Edwards v. Moore

I believe the gender classification in § 6-5-351, Ala. Code 1975, does bear a substantial relationship to an important governmental interest; therefore, I must respectfully dissent from the majority opinion.

I do not agree with the majority that § 6-5-351 is similar to the Georgia seduction statute that was held unconstitutional by the Georgia Supreme Court as not being substantially related to a legitimate governmental interest. The Georgia statute reads:

"The seduction of a daughter, unmarried and living with her parent, whether followed by pregnancy or not, shall give a right of action to the father or to the mother if the father is dead, or absent permanently, or refuses to bring an action. No loss of services need be alleged or proved. The seduction is the gist of the action, and in well-defined cases exemplary damages shall be granted."

Ga. Code Ann. § 51-1-16.

There are two major distinctions between Alabama's seduction statute and that statute: (1) The Alabama statute is restricted to unmarried females under the age of 19, whereas the Georgia statute affected all unmarried females; and (2) a separate cause of action exists in Alabama, in § 6-5-350, Ala. Code 1975, under which the minor female who is seduced may bring her own action, whereas under the Georgia statute there was no separate cause of action for the female.

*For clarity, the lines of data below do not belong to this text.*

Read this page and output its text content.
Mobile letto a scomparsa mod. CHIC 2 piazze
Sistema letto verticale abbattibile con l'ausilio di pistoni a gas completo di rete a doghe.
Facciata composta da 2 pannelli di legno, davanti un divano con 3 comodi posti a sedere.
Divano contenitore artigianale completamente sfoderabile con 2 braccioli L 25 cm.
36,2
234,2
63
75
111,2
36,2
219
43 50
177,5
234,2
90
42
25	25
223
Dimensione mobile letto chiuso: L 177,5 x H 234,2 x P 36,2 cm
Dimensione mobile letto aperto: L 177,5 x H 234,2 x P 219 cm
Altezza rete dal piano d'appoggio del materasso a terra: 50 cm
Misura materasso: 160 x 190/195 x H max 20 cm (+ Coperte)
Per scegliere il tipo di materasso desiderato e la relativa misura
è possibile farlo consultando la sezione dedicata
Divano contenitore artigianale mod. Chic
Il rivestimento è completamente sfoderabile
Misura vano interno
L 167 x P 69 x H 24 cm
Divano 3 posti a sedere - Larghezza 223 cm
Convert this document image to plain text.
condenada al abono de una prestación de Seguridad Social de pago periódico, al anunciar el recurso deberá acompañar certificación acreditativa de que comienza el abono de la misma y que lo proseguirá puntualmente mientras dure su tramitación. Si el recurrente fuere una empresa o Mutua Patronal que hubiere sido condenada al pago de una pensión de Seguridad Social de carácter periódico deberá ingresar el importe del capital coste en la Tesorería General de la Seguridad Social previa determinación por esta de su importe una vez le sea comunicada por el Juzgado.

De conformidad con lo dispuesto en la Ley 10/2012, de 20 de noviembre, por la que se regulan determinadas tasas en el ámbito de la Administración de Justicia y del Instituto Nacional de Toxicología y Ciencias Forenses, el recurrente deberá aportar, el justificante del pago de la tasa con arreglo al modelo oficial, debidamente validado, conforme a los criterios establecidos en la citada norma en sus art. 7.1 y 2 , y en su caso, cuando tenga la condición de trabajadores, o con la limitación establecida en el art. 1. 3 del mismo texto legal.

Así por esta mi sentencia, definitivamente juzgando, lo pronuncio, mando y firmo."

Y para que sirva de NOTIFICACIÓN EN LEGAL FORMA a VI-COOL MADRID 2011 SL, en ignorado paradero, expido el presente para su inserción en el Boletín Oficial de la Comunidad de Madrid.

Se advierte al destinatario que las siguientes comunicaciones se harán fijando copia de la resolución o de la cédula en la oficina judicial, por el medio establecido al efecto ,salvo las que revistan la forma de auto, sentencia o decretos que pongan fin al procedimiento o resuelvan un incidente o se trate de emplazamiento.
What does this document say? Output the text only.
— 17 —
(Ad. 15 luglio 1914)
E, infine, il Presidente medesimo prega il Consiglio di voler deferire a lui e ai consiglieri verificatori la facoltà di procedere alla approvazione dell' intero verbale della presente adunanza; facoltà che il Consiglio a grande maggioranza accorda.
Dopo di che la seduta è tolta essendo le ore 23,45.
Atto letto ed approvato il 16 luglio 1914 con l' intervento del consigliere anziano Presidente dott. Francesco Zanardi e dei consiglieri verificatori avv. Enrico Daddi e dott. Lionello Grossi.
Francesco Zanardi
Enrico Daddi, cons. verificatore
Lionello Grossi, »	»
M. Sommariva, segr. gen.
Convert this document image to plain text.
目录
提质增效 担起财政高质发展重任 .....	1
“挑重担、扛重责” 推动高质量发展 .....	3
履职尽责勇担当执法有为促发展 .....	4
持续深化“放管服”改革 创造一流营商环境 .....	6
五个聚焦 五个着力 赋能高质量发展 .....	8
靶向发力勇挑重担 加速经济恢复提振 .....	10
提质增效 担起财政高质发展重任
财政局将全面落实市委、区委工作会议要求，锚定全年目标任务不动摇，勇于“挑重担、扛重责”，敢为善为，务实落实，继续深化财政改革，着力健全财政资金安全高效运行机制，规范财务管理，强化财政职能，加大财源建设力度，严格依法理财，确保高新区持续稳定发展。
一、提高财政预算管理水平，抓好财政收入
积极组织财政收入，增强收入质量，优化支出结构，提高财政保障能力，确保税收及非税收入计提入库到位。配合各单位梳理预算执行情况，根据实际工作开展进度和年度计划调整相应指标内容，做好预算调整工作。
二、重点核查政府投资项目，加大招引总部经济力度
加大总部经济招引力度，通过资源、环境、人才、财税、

In order to withstand a constitutional challenge under the Equal Protection clause of the United States Constitution, a gender classification must serve an important governmental objective and it must be substantially related to that objective. Craig v. Boren, 429 U.S. 190, 198, 97 S.Ct. 451,457, 50 L.Ed.2d 397, 407 (1976). In discussing the issue of equal protection, the Supreme Court of Alabama has stated:

"The Fourteenth Amendment provides that '[n]o state shall . . . deny to any person within its jurisdiction the equal protection of the laws.' In Plyler v. Doe, 457 U.S. 202, 216,102 S.Ct. 2382, 2394, 72 L.Ed.2d 786 (1982), the United States Supreme Court noted:

"The Equal Protection Clause directs that 'all persons similarly circumstanced shall be treated alike.' F.S. Royster Guano Co. v. Virginia, 253 U.S. 412, 415, 40 S.Ct. 560, 561, 64 L.Ed. 989 (1920). But so too, '[t]he Constitution does not require things which are different in fact or opinion to be treated in law as though they were the same.' Tigner v. Texas, 310 U.S. 141, 147, 60 S.Ct. 879, 882, 84 L.Ed. 1124 (1940). The initial discretion to determine what is 'different' and what is 'the same' resides in the legislatures of the States. A legislature must have substantial latitude to establish classifications that roughly approximate the nature of the problem perceived, that accommodate competing concerns both public and private, and that account for limitations on the practical ability of the State to remedy every ill. In applying the Equal Protection Clause to most forms of state action, we thus seek only the assurance that the classification at issue bears some fair relationship to a legitimate public purpose."

City of Prattville v. Welch, 681 So.2d 1050, 1051 (Ala. 1996).

I believe that one of the important governmental interests furthered by § 6-5-351, Ala. Code 1975, is the prevention of the seduction of a minor female that could result in the minor's becoming pregnant.

Gender classifications have been upheld where they "realistically reflect the fact that the sexes are not similarly situated in certain circumstances." Michael M. v.Superior Court of Sonoma County, 450 U.S. 464, 469,101 S.Ct. 1200, 1204, 67 L.Ed.2d 437, 442 (1981). The majority points out that § 6-5-351 does not apply to women who seduce minor females, or to women or men, who seduce males below the age of 19. Although there should be a governmental interest in *Page 225 preventing the seduction of a minor male by a female or by a male, and in preventing the seduction of a minor female by another female, there is an important physiological difference between the victim of the seduction in the scenario now before us and the victims in those scenarios — specifically, a minor female who is seduced by a man can become pregnant.

The emotional, physical, and financial consequences of a pregnancy resulting from the seduction of a minor female are guarded against by the Alabama seduction statute.

Teenage pregnancy is an unfortunate reality in our society and it too often creates a financial and emotional burden on both the girl and her family. It is in society's best interest to attempt to prevent these pregnancies, as well as the events that cause these pregnancies. Although I recognize that §6-5-351 will not remedy the problem of teenage pregnancy, I believe that that Code section is substantially related to a legitimate governmental interest in deterring pregnancy and other consequences of the seduction of female children. Therefore, I must dissent.